Yang baru saja kita lakukan adalah “menyelesaikan masalah tanpa masalah” dan itulah tradisi sufi. Seandainya mereka terlihat apatis dan tidak peduli terhadap kemungkaran, sebenarnya mereka sedang mencoba menyelesaikan masalah tanpa menimbulkan masalah baru dengan metode yang halus namun efektif. Itulah sikap yang “Lathief”. Amar makruf pun dilakukan dengan cara yang halus. Sampai ada symbol bagi metode pengislaman ala walisongo yaitu “bulus” (kura-kura -bahasa Jawa) yang merupakan singkatan dari “melebu tapi alus” (masuk tetapi halus –Bahasa Jawa). “Lathief” mengedepankan “menyelesaikan masalah tanpa masalah”

Begitu pula sikap Allah kepada kita yang sering berbuat maksiat, sering mendurhakai bahkan menyalah gunakan nikmat Allah kepada kita. Tetapi tetap saja Allah bersikap “Lathief” dengan tak bosan-bosannya memberikan karunia kepada kita bahkan terkadang tanpa teguran sehingga kita merasa menjadi orang yang terpuji dan merasa telah berbuat yang benar.

Contoh lain ketika anak bayi yang sedang “khusyu” memegang pisau yang tajam yang dapat membahayakan dirinya. Kita ingin menyelamatkannya dari pisau itu, namun jika kita merebutnya, anak tersebut pasti menangis. Karena dia tidak mengetahui bahwa ada bahaya yang besar di balik memegang pisau itu, dan merebut pisau darinya merupakan tindakan penyelamatan dan kasih sayang baginya, tetapi yang jelas dia akan kecewa dan menangis jika kesenangannya direbut. Maka kita harus tetap mengedepankan sikap “Lathief” misalnya merayunya dengan kata-kata dan tindakan yang tidak tidak melukai hatinya tetapi efektif. Misalnya “anak pintar mama pinjam dulu yah pisaunya”. Karena merasa dipuji dan tidak direbut haknya, akhirnya anak tersebut menyerahkan pisau itu. sikap yang “Lathief” mengedepankan “win–win Solution”, jalan keluar yang memuaskan kedua belah pihak.

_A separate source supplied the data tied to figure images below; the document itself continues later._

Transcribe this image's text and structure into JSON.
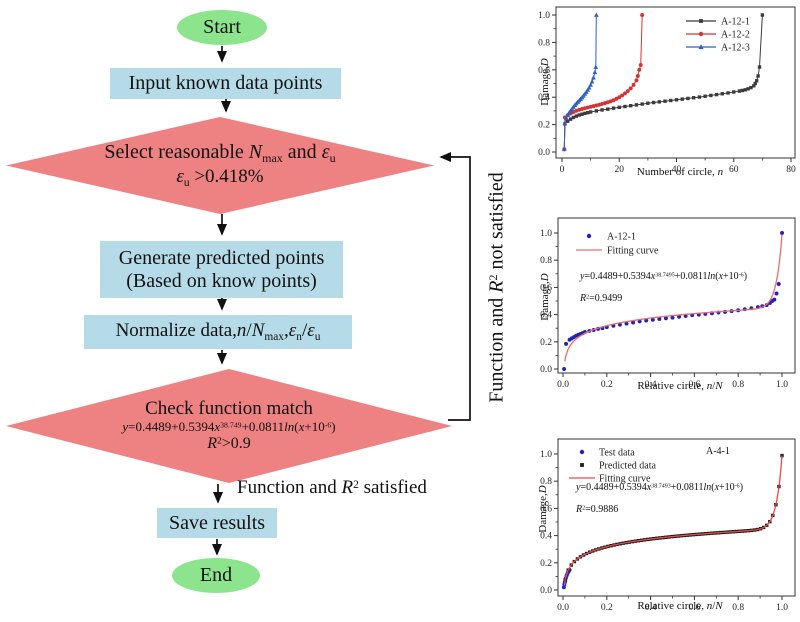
{
  "figure": {
    "flowchart": {
      "start": "Start",
      "input": "Input known data points",
      "decision1_line1_html": "Select reasonable <i>N</i><sub>max</sub> and <i>ε</i><sub>u</sub>",
      "decision1_line2_html": "<i>ε</i><sub>u</sub> &gt;0.418%",
      "generate_line1": "Generate predicted points",
      "generate_line2": "(Based on know points)",
      "normalize_html": "Normalize data,<i>n</i>/<i>N</i><sub>max</sub>,<i>ε</i><sub>n</sub>/<i>ε</i><sub>u</sub>",
      "decision2_line1": "Check function match",
      "decision2_eq_html": "<i>y</i>=0.4489+0.5394<i>x</i><sup>38.749</sup>+0.0811<i>ln</i>(<i>x</i>+10<sup>-6</sup>)",
      "decision2_r2_html": "<i>R</i><sup>2</sup>&gt;0.9",
      "satisfied_html": "Function and <i>R</i><sup>2</sup> satisfied",
      "not_satisfied_html": "Function and <i>R</i><sup>2</sup> not satisfied",
      "save": "Save results",
      "end": "End",
      "colors": {
        "terminal": "#8CE48C",
        "process": "#B5DBE9",
        "decision": "#EE8181"
      }
    },
    "chart_data": [
      {
        "type": "scatter",
        "title": "",
        "xlabel_html": "Number of circle, <i>n</i>",
        "ylabel_html": "Damage,<i>D</i>",
        "xlim": [
          0,
          80
        ],
        "ylim": [
          0,
          1
        ],
        "xticks": [
          0,
          20,
          40,
          60,
          80
        ],
        "xminor": [
          10,
          30,
          50,
          70
        ],
        "yticks": [
          0,
          0.2,
          0.4,
          0.6,
          0.8,
          1
        ],
        "yminor": [
          0.1,
          0.3,
          0.5,
          0.7,
          0.9
        ],
        "xdec": 0,
        "ydec": 1,
        "grid": false,
        "legend_position": "top-right",
        "series": [
          {
            "name": "A-12-1",
            "color": "#3b3b3b",
            "marker": "square",
            "line": true,
            "points": [
              [
                0.8,
                0.02
              ],
              [
                1,
                0.205
              ],
              [
                2,
                0.225
              ],
              [
                3,
                0.24
              ],
              [
                4,
                0.252
              ],
              [
                5,
                0.262
              ],
              [
                6,
                0.27
              ],
              [
                7,
                0.276
              ],
              [
                8,
                0.282
              ],
              [
                9,
                0.287
              ],
              [
                10,
                0.292
              ],
              [
                12,
                0.3
              ],
              [
                14,
                0.307
              ],
              [
                16,
                0.313
              ],
              [
                18,
                0.32
              ],
              [
                20,
                0.326
              ],
              [
                22,
                0.332
              ],
              [
                24,
                0.338
              ],
              [
                26,
                0.344
              ],
              [
                28,
                0.35
              ],
              [
                30,
                0.356
              ],
              [
                32,
                0.361
              ],
              [
                34,
                0.366
              ],
              [
                36,
                0.371
              ],
              [
                38,
                0.376
              ],
              [
                40,
                0.381
              ],
              [
                42,
                0.386
              ],
              [
                44,
                0.391
              ],
              [
                46,
                0.396
              ],
              [
                48,
                0.401
              ],
              [
                50,
                0.407
              ],
              [
                52,
                0.413
              ],
              [
                54,
                0.419
              ],
              [
                56,
                0.425
              ],
              [
                58,
                0.431
              ],
              [
                60,
                0.438
              ],
              [
                62,
                0.445
              ],
              [
                63,
                0.449
              ],
              [
                64,
                0.454
              ],
              [
                65,
                0.461
              ],
              [
                66,
                0.47
              ],
              [
                67,
                0.483
              ],
              [
                67.5,
                0.5
              ],
              [
                68,
                0.52
              ],
              [
                68.5,
                0.555
              ],
              [
                69,
                0.62
              ],
              [
                70,
                1.0
              ]
            ]
          },
          {
            "name": "A-12-2",
            "color": "#d53434",
            "marker": "circle",
            "line": true,
            "points": [
              [
                0.8,
                0.02
              ],
              [
                1,
                0.252
              ],
              [
                2,
                0.268
              ],
              [
                3,
                0.281
              ],
              [
                4,
                0.292
              ],
              [
                5,
                0.301
              ],
              [
                6,
                0.308
              ],
              [
                7,
                0.314
              ],
              [
                8,
                0.32
              ],
              [
                9,
                0.325
              ],
              [
                10,
                0.33
              ],
              [
                11,
                0.335
              ],
              [
                12,
                0.34
              ],
              [
                13,
                0.345
              ],
              [
                14,
                0.351
              ],
              [
                15,
                0.357
              ],
              [
                16,
                0.363
              ],
              [
                17,
                0.37
              ],
              [
                18,
                0.378
              ],
              [
                19,
                0.388
              ],
              [
                20,
                0.4
              ],
              [
                21,
                0.413
              ],
              [
                22,
                0.428
              ],
              [
                23,
                0.445
              ],
              [
                24,
                0.465
              ],
              [
                25,
                0.49
              ],
              [
                26,
                0.523
              ],
              [
                26.5,
                0.555
              ],
              [
                27,
                0.6
              ],
              [
                27.5,
                0.635
              ],
              [
                28,
                1.0
              ]
            ]
          },
          {
            "name": "A-12-3",
            "color": "#2f5fc4",
            "marker": "triangle",
            "line": true,
            "points": [
              [
                0.8,
                0.02
              ],
              [
                1,
                0.21
              ],
              [
                1.5,
                0.248
              ],
              [
                2,
                0.27
              ],
              [
                2.5,
                0.287
              ],
              [
                3,
                0.301
              ],
              [
                3.5,
                0.315
              ],
              [
                4,
                0.329
              ],
              [
                4.5,
                0.342
              ],
              [
                5,
                0.354
              ],
              [
                5.5,
                0.365
              ],
              [
                6,
                0.376
              ],
              [
                6.5,
                0.387
              ],
              [
                7,
                0.398
              ],
              [
                7.5,
                0.411
              ],
              [
                8,
                0.424
              ],
              [
                8.5,
                0.438
              ],
              [
                9,
                0.453
              ],
              [
                9.5,
                0.47
              ],
              [
                10,
                0.49
              ],
              [
                10.5,
                0.514
              ],
              [
                11,
                0.543
              ],
              [
                11.5,
                0.582
              ],
              [
                11.8,
                0.62
              ],
              [
                12,
                1.0
              ]
            ]
          }
        ]
      },
      {
        "type": "scatter",
        "title": "",
        "xlabel_html": "Relative circle, <i>n</i>/<i>N</i>",
        "ylabel_html": "Damage,<i>D</i>",
        "xlim": [
          0,
          1
        ],
        "ylim": [
          0,
          1
        ],
        "xticks": [
          0,
          0.2,
          0.4,
          0.6,
          0.8,
          1
        ],
        "xminor": [
          0.1,
          0.3,
          0.5,
          0.7,
          0.9
        ],
        "yticks": [
          0,
          0.2,
          0.4,
          0.6,
          0.8,
          1
        ],
        "yminor": [
          0.1,
          0.3,
          0.5,
          0.7,
          0.9
        ],
        "xdec": 1,
        "ydec": 1,
        "grid": false,
        "legend_position": "top-left",
        "annotations": {
          "equation_html": "<i>y</i>=0.4489+0.5394<i>x</i><sup>38.7495</sup>+0.0811<i>ln</i>(<i>x</i>+10<sup>-6</sup>)",
          "r2_html": "<i>R</i><sup>2</sup>=0.9499"
        },
        "series": [
          {
            "name": "A-12-1",
            "color": "#2424b4",
            "marker": "circle",
            "line": false,
            "points": [
              [
                0.005,
                0.0
              ],
              [
                0.014,
                0.185
              ],
              [
                0.03,
                0.215
              ],
              [
                0.04,
                0.225
              ],
              [
                0.05,
                0.235
              ],
              [
                0.06,
                0.245
              ],
              [
                0.07,
                0.252
              ],
              [
                0.08,
                0.258
              ],
              [
                0.09,
                0.264
              ],
              [
                0.1,
                0.272
              ],
              [
                0.12,
                0.28
              ],
              [
                0.14,
                0.287
              ],
              [
                0.16,
                0.295
              ],
              [
                0.18,
                0.3
              ],
              [
                0.2,
                0.308
              ],
              [
                0.23,
                0.318
              ],
              [
                0.26,
                0.326
              ],
              [
                0.29,
                0.334
              ],
              [
                0.32,
                0.342
              ],
              [
                0.35,
                0.35
              ],
              [
                0.38,
                0.357
              ],
              [
                0.41,
                0.362
              ],
              [
                0.44,
                0.368
              ],
              [
                0.47,
                0.373
              ],
              [
                0.5,
                0.378
              ],
              [
                0.53,
                0.384
              ],
              [
                0.56,
                0.39
              ],
              [
                0.59,
                0.396
              ],
              [
                0.62,
                0.4
              ],
              [
                0.65,
                0.405
              ],
              [
                0.68,
                0.41
              ],
              [
                0.71,
                0.415
              ],
              [
                0.74,
                0.42
              ],
              [
                0.77,
                0.426
              ],
              [
                0.8,
                0.432
              ],
              [
                0.83,
                0.44
              ],
              [
                0.86,
                0.447
              ],
              [
                0.89,
                0.455
              ],
              [
                0.91,
                0.462
              ],
              [
                0.93,
                0.47
              ],
              [
                0.945,
                0.485
              ],
              [
                0.955,
                0.5
              ],
              [
                0.965,
                0.51
              ],
              [
                0.975,
                0.555
              ],
              [
                0.985,
                0.625
              ],
              [
                1.0,
                1.0
              ]
            ]
          },
          {
            "name": "Fitting curve",
            "color": "#ee6a6a",
            "marker": null,
            "line": true,
            "formula": {
              "a": 0.4489,
              "b": 0.5394,
              "p": 38.7495,
              "c": 0.0811,
              "x0": 0.008,
              "x1": 1.0,
              "n": 240
            }
          }
        ]
      },
      {
        "type": "scatter",
        "title": "A-4-1",
        "xlabel_html": "Relative circle, <i>n</i>/<i>N</i>",
        "ylabel_html": "Damage,<i>D</i>",
        "xlim": [
          0,
          1
        ],
        "ylim": [
          0,
          1
        ],
        "xticks": [
          0,
          0.2,
          0.4,
          0.6,
          0.8,
          1
        ],
        "xminor": [
          0.1,
          0.3,
          0.5,
          0.7,
          0.9
        ],
        "yticks": [
          0,
          0.2,
          0.4,
          0.6,
          0.8,
          1
        ],
        "yminor": [
          0.1,
          0.3,
          0.5,
          0.7,
          0.9
        ],
        "xdec": 1,
        "ydec": 1,
        "grid": false,
        "legend_position": "top-left",
        "annotations": {
          "equation_html": "<i>y</i>=0.4489+0.5394<i>x</i><sup>38.7493</sup>+0.0811<i>ln</i>(<i>x</i>+10<sup>-6</sup>)",
          "r2_html": "<i>R</i><sup>2</sup>=0.9886",
          "panel_label": "A-4-1"
        },
        "series": [
          {
            "name": "Test data",
            "color": "#2222cc",
            "marker": "circle",
            "line": false,
            "points": [
              [
                0.004,
                0.02
              ],
              [
                0.006,
                0.04
              ],
              [
                0.008,
                0.055
              ],
              [
                0.01,
                0.068
              ],
              [
                0.013,
                0.087
              ],
              [
                0.016,
                0.103
              ],
              [
                0.019,
                0.116
              ],
              [
                0.022,
                0.127
              ],
              [
                0.026,
                0.138
              ],
              [
                0.03,
                0.148
              ]
            ]
          },
          {
            "name": "Predicted data",
            "color": "#1c1c1c",
            "marker": "square",
            "line": false,
            "formula": {
              "a": 0.4489,
              "b": 0.5394,
              "p": 38.7493,
              "c": 0.0811,
              "x0": 0.01,
              "x1": 1.0,
              "n": 72
            }
          },
          {
            "name": "Fitting curve",
            "color": "#e64c4c",
            "marker": null,
            "line": true,
            "formula": {
              "a": 0.4489,
              "b": 0.5394,
              "p": 38.7493,
              "c": 0.0811,
              "x0": 0.006,
              "x1": 1.0,
              "n": 240
            }
          }
        ]
      }
    ]
  }
}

Begitu pula dengan kita. Jika titipan Allah (baik harta maupun anak) diambil kembali oleh Allah, kalau kita tidak dapat mempertahankannya harus kita yakini bahwa bisa jadi itu merupakan kasih sayang Allah yang ingin menyelamatkan hambanya dari bahaya. Tetapi terkadang kita sulit menerimanya.